Reinforcing a Growth Mindset
- Normalize Feedback
Remind clients that constructive feedback is common for all professionals and an opportunity for growth. Moreover, as one grows as a leader, it’s a rare learning opportunity many professionals never get.
- Reframe Challenges
Shift from “I’m bad at this” to “This is a skill I can develop.”
- Encourage Ongoing Reflection
Suggest follow-ups like coaching, journaling, or peer discussions.
Next Steps & Follow-Up
- Schedule a Follow-Up Coaching Session
Frame the initial report debrief as the first step in a three-phase process: insight, action, and accountability.
Session 1: Insight – Focus on the participant’s initial reaction to the report and key themes and learning opportunities.
Session 2: Action – With time to reflect, this session shifts to helping develop specific behaviors to test in real-world scenarios. Coaches can help participants refine their plans, consider possible outcomes, and clarify what they hope to gain from these changes.
Session 3: Accountability – Participants reflect on their behavior experiments, what they learned, and how to sustain lasting change. This session also helps them plan for long-term accountability and support.

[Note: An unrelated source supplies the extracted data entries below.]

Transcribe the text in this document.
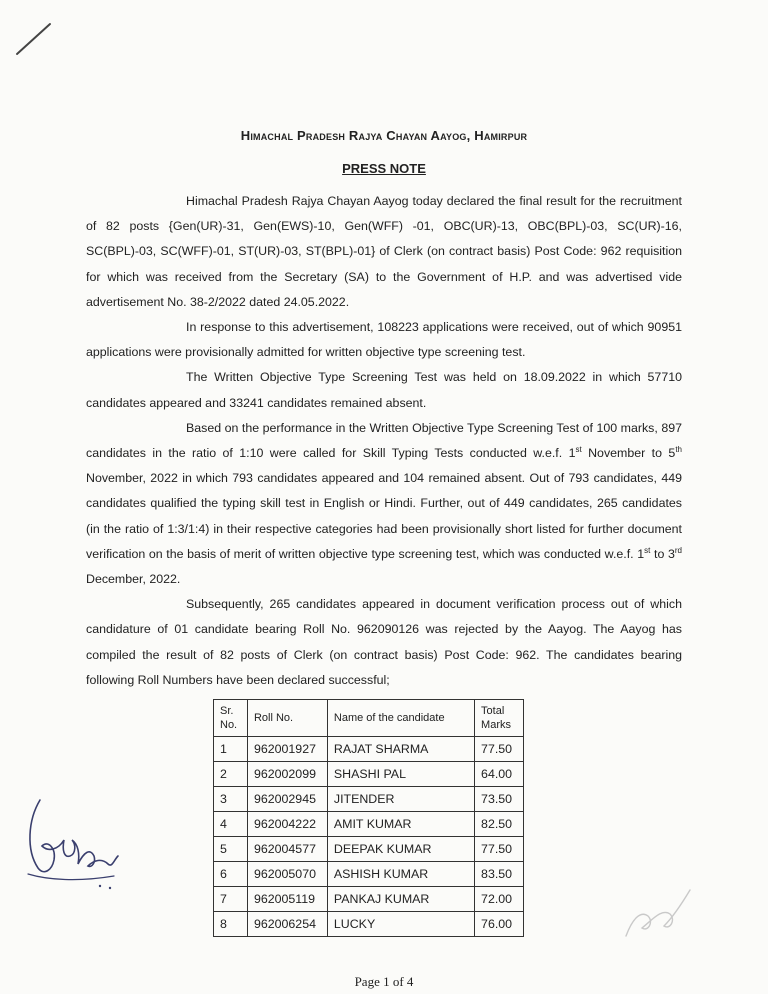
Himachal Pradesh Rajya Chayan Aayog, Hamirpur
PRESS NOTE

Himachal Pradesh Rajya Chayan Aayog today declared the final result for the recruitment of 82 posts {Gen(UR)-31, Gen(EWS)-10, Gen(WFF) -01, OBC(UR)-13, OBC(BPL)-03, SC(UR)-16, SC(BPL)-03, SC(WFF)-01, ST(UR)-03, ST(BPL)-01} of Clerk (on contract basis) Post Code: 962 requisition for which was received from the Secretary (SA) to the Government of H.P. and was advertised vide advertisement No. 38-2/2022 dated 24.05.2022.

In response to this advertisement, 108223 applications were received, out of which 90951 applications were provisionally admitted for written objective type screening test.

The Written Objective Type Screening Test was held on 18.09.2022 in which 57710 candidates appeared and 33241 candidates remained absent.

Based on the performance in the Written Objective Type Screening Test of 100 marks, 897 candidates in the ratio of 1:10 were called for Skill Typing Tests conducted w.e.f. 1st November to 5th November, 2022 in which 793 candidates appeared and 104 remained absent. Out of 793 candidates, 449 candidates qualified the typing skill test in English or Hindi. Further, out of 449 candidates, 265 candidates (in the ratio of 1:3/1:4) in their respective categories had been provisionally short listed for further document verification on the basis of merit of written objective type screening test, which was conducted w.e.f. 1st to 3rd December, 2022.

Subsequently, 265 candidates appeared in document verification process out of which candidature of 01 candidate bearing Roll No. 962090126 was rejected by the Aayog. The Aayog has compiled the result of 82 posts of Clerk (on contract basis) Post Code: 962. The candidates bearing following Roll Numbers have been declared successful;

Sr. No.	Roll No.	Name of the candidate	Total Marks
1	962001927	RAJAT SHARMA	77.50
2	962002099	SHASHI PAL	64.00
3	962002945	JITENDER	73.50
4	962004222	AMIT KUMAR	82.50
5	962004577	DEEPAK KUMAR	77.50
6	962005070	ASHISH KUMAR	83.50
7	962005119	PANKAJ KUMAR	72.00
8	962006254	LUCKY	76.00
Page 1 of 4
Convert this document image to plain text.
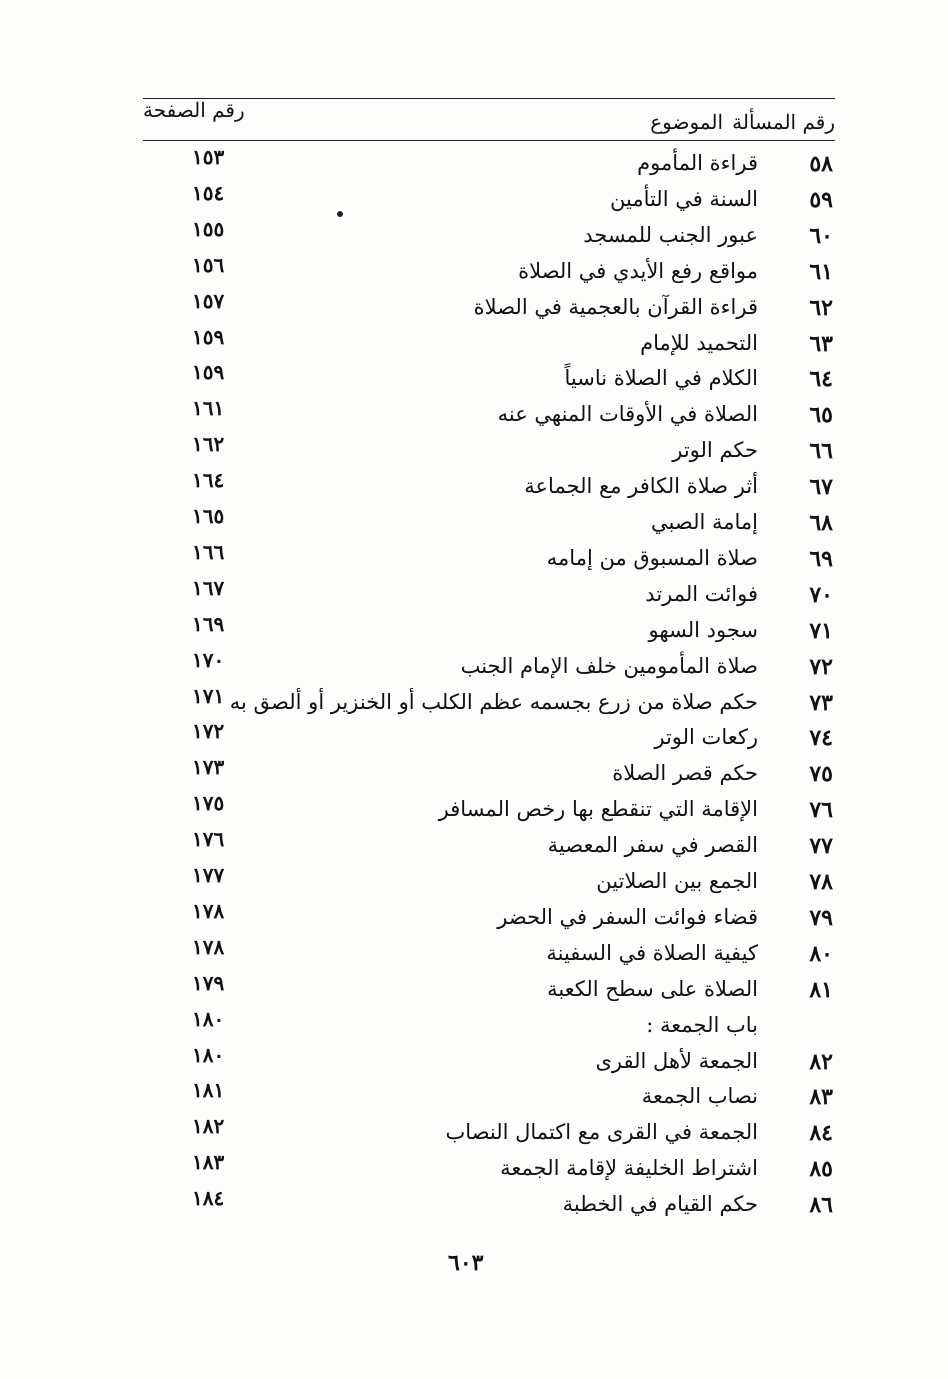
رقم المسألة
الموضوع
رقم الصفحة
٥٨
قراءة المأموم
١٥٣
٥٩
السنة في التأمين
١٥٤
٦٠
عبور الجنب للمسجد
١٥٥
٦١
مواقع رفع الأيدي في الصلاة
١٥٦
٦٢
قراءة القرآن بالعجمية في الصلاة
١٥٧
٦٣
التحميد للإمام
١٥٩
٦٤
الكلام في الصلاة ناسياً
١٥٩
٦٥
الصلاة في الأوقات المنهي عنه
١٦١
٦٦
حكم الوتر
١٦٢
٦٧
أثر صلاة الكافر مع الجماعة
١٦٤
٦٨
إمامة الصبي
١٦٥
٦٩
صلاة المسبوق من إمامه
١٦٦
٧٠
فوائت المرتد
١٦٧
٧١
سجود السهو
١٦٩
٧٢
صلاة المأمومين خلف الإمام الجنب
١٧٠
٧٣
حكم صلاة من زرع بجسمه عظم الكلب أو الخنزير أو ألصق به
١٧١
٧٤
ركعات الوتر
١٧٢
٧٥
حكم قصر الصلاة
١٧٣
٧٦
الإقامة التي تنقطع بها رخص المسافر
١٧٥
٧٧
القصر في سفر المعصية
١٧٦
٧٨
الجمع بين الصلاتين
١٧٧
٧٩
قضاء فوائت السفر في الحضر
١٧٨
٨٠
كيفية الصلاة في السفينة
١٧٨
٨١
الصلاة على سطح الكعبة
١٧٩
باب الجمعة :
١٨٠
٨٢
الجمعة لأهل القرى
١٨٠
٨٣
نصاب الجمعة
١٨١
٨٤
الجمعة في القرى مع اكتمال النصاب
١٨٢
٨٥
اشتراط الخليفة لإقامة الجمعة
١٨٣
٨٦
حكم القيام في الخطبة
١٨٤
٦٠٣
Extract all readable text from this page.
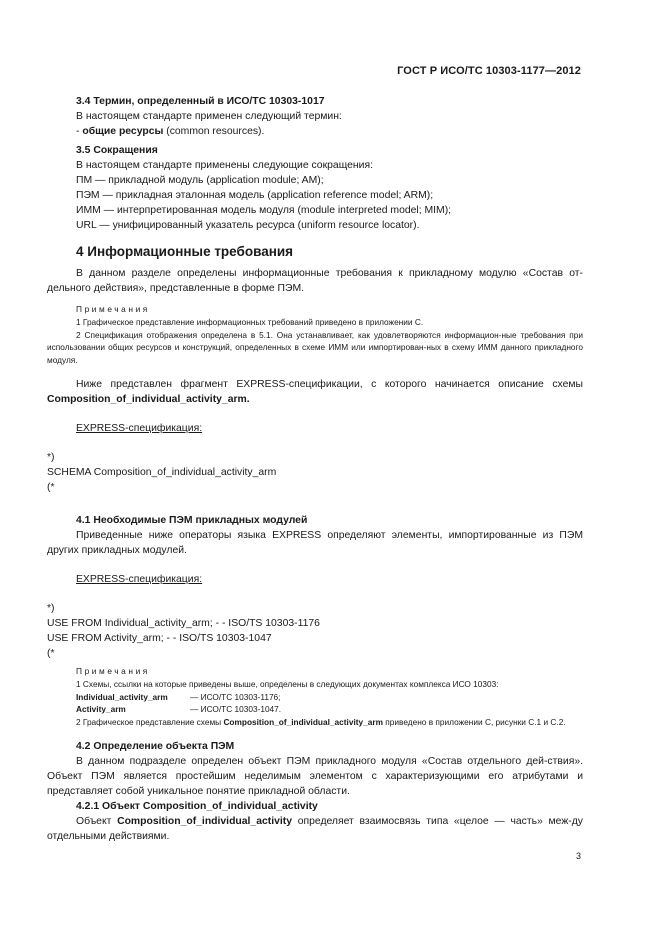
ГОСТ Р ИСО/ТС 10303-1177—2012

3.4 Термин, определенный в ИСО/ТС 10303-1017

В настоящем стандарте применен следующий термин:

- общие ресурсы (common resources).

3.5 Сокращения

В настоящем стандарте применены следующие сокращения:

ПМ — прикладной модуль (application module; AM);

ПЭМ — прикладная эталонная модель (application reference model; ARM);

ИММ — интерпретированная модель модуля (module interpreted model; MIM);

URL — унифицированный указатель ресурса (uniform resource locator).

4 Информационные требования

В данном разделе определены информационные требования к прикладному модулю «Состав от-дельного действия», представленные в форме ПЭМ.

Примечания
1 Графическое представление информационных требований приведено в приложении С.
2 Спецификация отображения определена в 5.1. Она устанавливает, как удовлетворяются информацион-ные требования при использовании общих ресурсов и конструкций, определенных в схеме ИММ или импортирован-ных в схему ИММ данного прикладного модуля.

Ниже представлен фрагмент EXPRESS-спецификации, с которого начинается описание схемы Composition_of_individual_activity_arm.

EXPRESS-спецификация:

*)
SCHEMA Composition_of_individual_activity_arm
(*

4.1 Необходимые ПЭМ прикладных модулей

Приведенные ниже операторы языка EXPRESS определяют элементы, импортированные из ПЭМ других прикладных модулей.

EXPRESS-спецификация:

*)
USE FROM Individual_activity_arm; - - ISO/TS 10303-1176
USE FROM Activity_arm; - - ISO/TS 10303-1047
(*
Примечания
1 Схемы, ссылки на которые приведены выше, определены в следующих документах комплекса ИСО 10303:
Individual_activity_arm	— ИСО/ТС 10303-1176;
Activity_arm	— ИСО/ТС 10303-1047.
2 Графическое представление схемы Composition_of_individual_activity_arm приведено в приложении С, рисунки С.1 и С.2.

4.2 Определение объекта ПЭМ

В данном подразделе определен объект ПЭМ прикладного модуля «Состав отдельного дей-ствия». Объект ПЭМ является простейшим неделимым элементом с характеризующими его атрибутами и представляет собой уникальное понятие прикладной области.

4.2.1 Объект Composition_of_individual_activity

Объект Composition_of_individual_activity определяет взаимосвязь типа «целое — часть» меж-ду отдельными действиями.

3
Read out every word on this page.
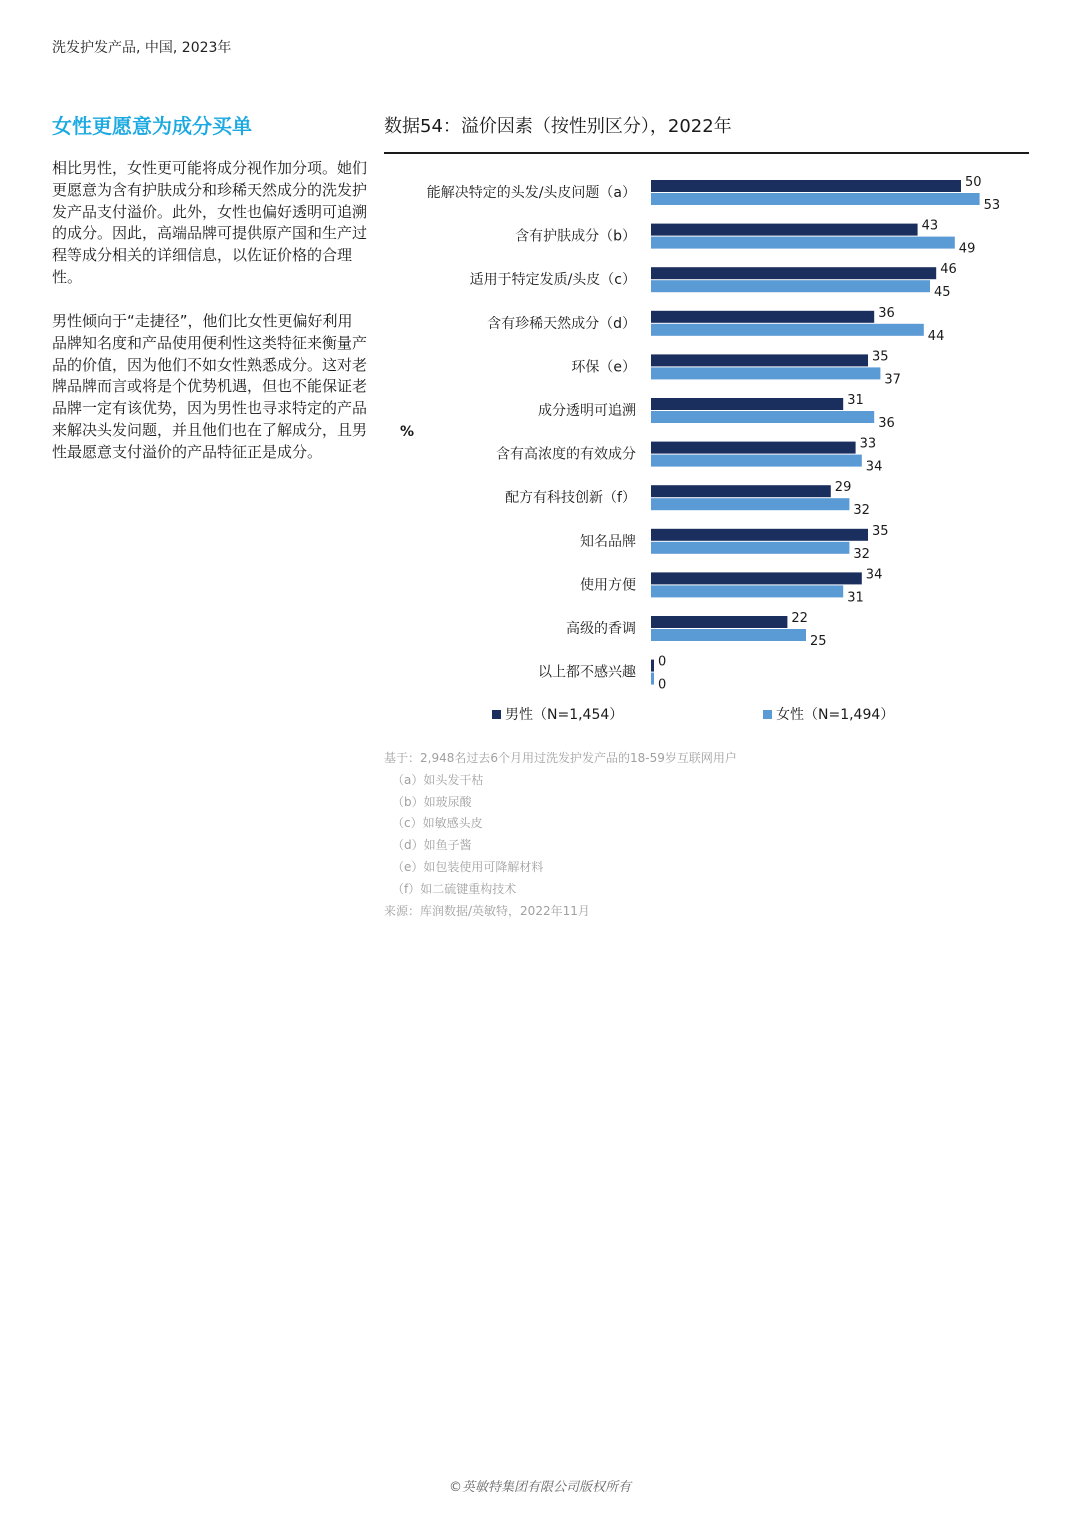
洗发护发产品, 中国, 2023年
女性更愿意为成分买单
相比男性，女性更可能将成分视作加分项。她们更愿意为含有护肤成分和珍稀天然成分的洗发护发产品支付溢价。此外，女性也偏好透明可追溯的成分。因此，高端品牌可提供原产国和生产过程等成分相关的详细信息，以佐证价格的合理性。
男性倾向于“走捷径”，他们比女性更偏好利用品牌知名度和产品使用便利性这类特征来衡量产品的价值，因为他们不如女性熟悉成分。这对老牌品牌而言或将是个优势机遇，但也不能保证老品牌一定有该优势，因为男性也寻求特定的产品来解决头发问题，并且他们也在了解成分，且男性最愿意支付溢价的产品特征正是成分。
数据54：溢价因素（按性别区分），2022年
能解决特定的头发/头皮问题（a）
50
53
含有护肤成分（b）
43
49
适用于特定发质/头皮（c）
46
45
含有珍稀天然成分（d）
36
44
环保（e）
35
37
成分透明可追溯
31
36
含有高浓度的有效成分
33
34
配方有科技创新（f）
29
32
知名品牌
35
32
使用方便
34
31
高级的香调
22
25
以上都不感兴趣
0
0
%
男性（N=1,454）	女性（N=1,494）
基于：2,948名过去6个月用过洗发护发产品的18-59岁互联网用户
（a）如头发干枯
（b）如玻尿酸
（c）如敏感头皮
（d）如鱼子酱
（e）如包装使用可降解材料
（f）如二硫键重构技术
来源：库润数据/英敏特，2022年11月
©英敏特集团有限公司版权所有
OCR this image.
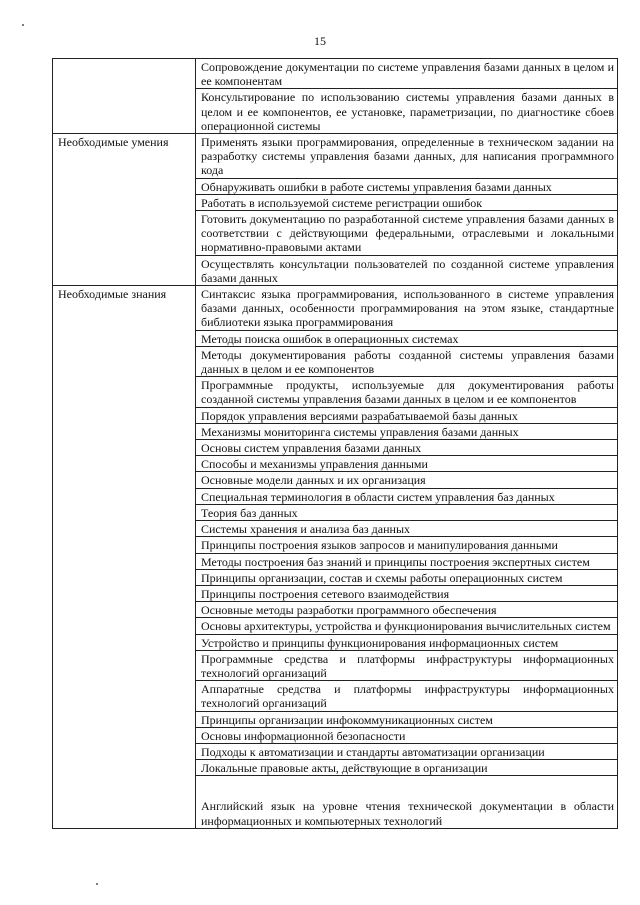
15

	Сопровождение документации по системе управления базами данных в целом и ее компонентам

	Консультирование по использованию системы управления базами данных в целом и ее компонентов, ее установке, параметризации, по диагностике сбоев операционной системы

Необходимые умения	Применять языки программирования, определенные в техническом задании на разработку системы управления базами данных, для написания программного кода

	Обнаруживать ошибки в работе системы управления базами данных

	Работать в используемой системе регистрации ошибок

	Готовить документацию по разработанной системе управления базами данных в соответствии с действующими федеральными, отраслевыми и локальными нормативно-правовыми актами

	Осуществлять консультации пользователей по созданной системе управления базами данных

Необходимые знания	Синтаксис языка программирования, использованного в системе управления базами данных, особенности программирования на этом языке, стандартные библиотеки языка программирования

	Методы поиска ошибок в операционных системах

	Методы документирования работы созданной системы управления базами данных в целом и ее компонентов

	Программные продукты, используемые для документирования работы созданной системы управления базами данных в целом и ее компонентов

	Порядок управления версиями разрабатываемой базы данных

	Механизмы мониторинга системы управления базами данных

	Основы систем управления базами данных

	Способы и механизмы управления данными

	Основные модели данных и их организация

	Специальная терминология в области систем управления баз данных

	Теория баз данных

	Системы хранения и анализа баз данных

	Принципы построения языков запросов и манипулирования данными

	Методы построения баз знаний и принципы построения экспертных систем

	Принципы организации, состав и схемы работы операционных систем

	Принципы построения сетевого взаимодействия

	Основные методы разработки программного обеспечения

	Основы архитектуры, устройства и функционирования вычислительных систем

	Устройство и принципы функционирования информационных систем

	Программные средства и платформы инфраструктуры информационных технологий организаций

	Аппаратные средства и платформы инфраструктуры информационных технологий организаций

	Принципы организации инфокоммуникационных систем

	Основы информационной безопасности

	Подходы к автоматизации и стандарты автоматизации организации

	Локальные правовые акты, действующие в организации

	Английский язык на уровне чтения технической документации в области информационных и компьютерных технологий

- Offer Additional Resources: Recommend articles, books, or training aligned with their goals.
Final Thought
Your role as a coach is to foster curiosity, self-awareness, and action. Guide participants to embrace feedback, experiment with new behaviors, and take ownership of their development. Meaningful change happens through continuous learning and accountability—your coaching makes that possible.